It is no secret that Big Data is one of the hottest buzz words in information technology. It is becoming commonplace for companies to look to Big Data technologies to expand or replace traditional data warehouses. One reads a lot about the fundamental differences between traditional data warehouse and Big Data, and a data warehouse QA engineer might find it overwhelming to make the switch. It feels like huge leap. With challenges like new paradigms, tools and technologies, on top of ever increasing pressure to continue delivering business value, where do you start? As a technical QA manager, I found myself in a similar situation. A quick Google search for Big Data Landscape lead to the picture below. Unfortunately, it wasn’t much help.
source: http://mattturck.com/2016/02/01/big-data-landscape/, to see the landscape at full size, click here
Once the initial shock settled, I consulted with my QA team and Big Data development team, and decided to take an approach of identifying and tackling the areas where Big Data testing differs from traditional approaches, building on the solid foundation in Data Warehouse testing that our team has accumulated over years. Below I describe the major challenges we identified through this process and our approach to turn them into strengths to take our BI QA practice to the next level.
Introduction of Big Data will inevitably bring unstructured and semi-structured data sources into the data flow. Testing these new types of data is a major challenge. However, after looking into it more deeply, we realized that
- “Structured data still makes 75% of data under management for more than two thirds of organizations, with nearly one-third of organizations not yet actively managing unstructured data at all” (see Dell’s survey at this link).

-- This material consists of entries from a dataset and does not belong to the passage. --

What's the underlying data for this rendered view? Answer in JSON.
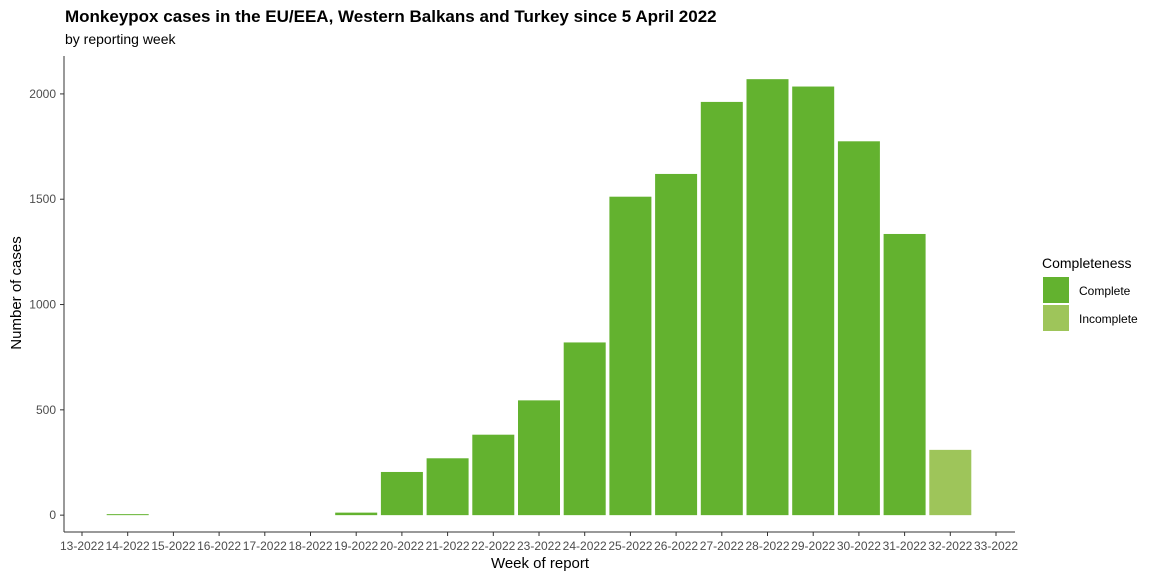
{
  "chart_data": {
    "type": "bar",
    "title": "Monkeypox cases in the EU/EEA, Western Balkans and Turkey since 5 April 2022",
    "subtitle": "by reporting week",
    "xlabel": "Week of report",
    "ylabel": "Number of cases",
    "ylim": [
      -80,
      2180
    ],
    "yticks": [
      0,
      500,
      1000,
      1500,
      2000
    ],
    "categories": [
      "13-2022",
      "14-2022",
      "15-2022",
      "16-2022",
      "17-2022",
      "18-2022",
      "19-2022",
      "20-2022",
      "21-2022",
      "22-2022",
      "23-2022",
      "24-2022",
      "25-2022",
      "26-2022",
      "27-2022",
      "28-2022",
      "29-2022",
      "30-2022",
      "31-2022",
      "32-2022",
      "33-2022"
    ],
    "series": [
      {
        "name": "Complete",
        "color": "#63b22f",
        "values": [
          0,
          1,
          0,
          0,
          0,
          0,
          12,
          205,
          270,
          382,
          545,
          820,
          1512,
          1620,
          1962,
          2070,
          2035,
          1775,
          1335,
          0,
          0
        ]
      },
      {
        "name": "Incomplete",
        "color": "#9ec55a",
        "values": [
          0,
          0,
          0,
          0,
          0,
          0,
          0,
          0,
          0,
          0,
          0,
          0,
          0,
          0,
          0,
          0,
          0,
          0,
          0,
          310,
          0
        ]
      }
    ],
    "grid": false,
    "legend": {
      "title": "Completeness",
      "position": "right"
    }
  }
}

- Semi-structured data (data, which schema can be defined, but data types are not always available) is no different from structured data from QA standpoint, with one caveat – QA engineers will have to get used to “schema-on-read” paradigm (see link for more info).
- Unstructured data has to be cleaned, explored and its value needs to be determined before considering it as a feasible data source. In reality, that implies transforming unstructured data into semi structured format.
Therefore, most of Big Data QA work will follow the same patterns, processes, and procedures that historically have been used by QA teams when working with traditional data sources. As long as there is structure to the source data, there will be structure to target data, and transformation rules will have to be defined and followed by ETL development and QA teams.
Our QA team has mostly worked on Windows workstations, thus Linux (which is the preferred OS platform for tools in Big Data ecosystem) introduced a learning curve. Nevertheless, going through the process of learning basics of the OS and shell commands not only took shorter time than expected (with help of numerous online resources and our Big Data dev team), but also felt very empowering. Within a few weeks I realized that my brain was looking for similar command-line operations in Windows. Needless to say, I now have Cygwin installed on my Windows PC.
Having worked with IDE tools such as SSMS, Visual Studio, DB Forge, Pentaho DI and others we looked for similar tools used in the Hadoop world. The first standard tool we found in the toolset was HUE (Hadoop User Experience). HUE is a web-based tool that helps to get started interacting with Hadoop and to learn the names of the animals from Big Data zoo.
As we started using the tool, we quickly came across numerous shortcomings, such as incomplete compatibility with some of the Big Data zoo’s tools and a certain amount of bugs like spontaneous “losses” of submitted Hive queries or incapability to import all properties of an Oozie workflow from its XML definition. Realizing that the visual toolset for the Hadoop ecosystem is still raw, we had to take advantage of old and proven command line (great thanks to our development team, once again, for getting us started). Open-source tools like the community edition of IntelliJ IDEA helped a lot to trigger reorganization of our thought process to be able to accommodate the paradigm shift, as well as to learn crucial concepts/patterns of Java-world (yes, Big Data is the world of Java and its descendants like Scala or Groovy).
Automated or manual testing of traditional data warehouses implies broad usage of SQL, which our team has mastered. Unfortunately, in the Big Data world SQL is just “one of”, but not the “all-in-one” means of accessing data. There is an ongoing effort to reduce the learning curve in Big Data with the introduction of tools like Drill and Hive.
However, there are still plenty of tasks that require expertise beyond SQL. Adding Bash and Python scripting languages to our toolset, along with getting trained in the most common execution engines like Spark and MapReduce, allowed us to get enough power to access/analyze any data properly and efficiently, regardless of its size. In turn, this helped us to fill in areas unreachable for SQL, like unstructured and semi-structured data analysis. As a result, we reached a point where our toolset is broad enough to test all of the typical big-data features, as well as to validate some of the results against data stored in traditional data sources.
In conclusion, I would like to reiterate that, although the Big Data world differs quite a bit from traditional data warehousing, the majority of QA efforts boil down to moving data from one place to another, which should be second nature to traditional DW QA team. Big Data’s new environment and tools introduce challenges, but these challenges can be quickly overcome with help of online
resources and assistance from your Big Data development team.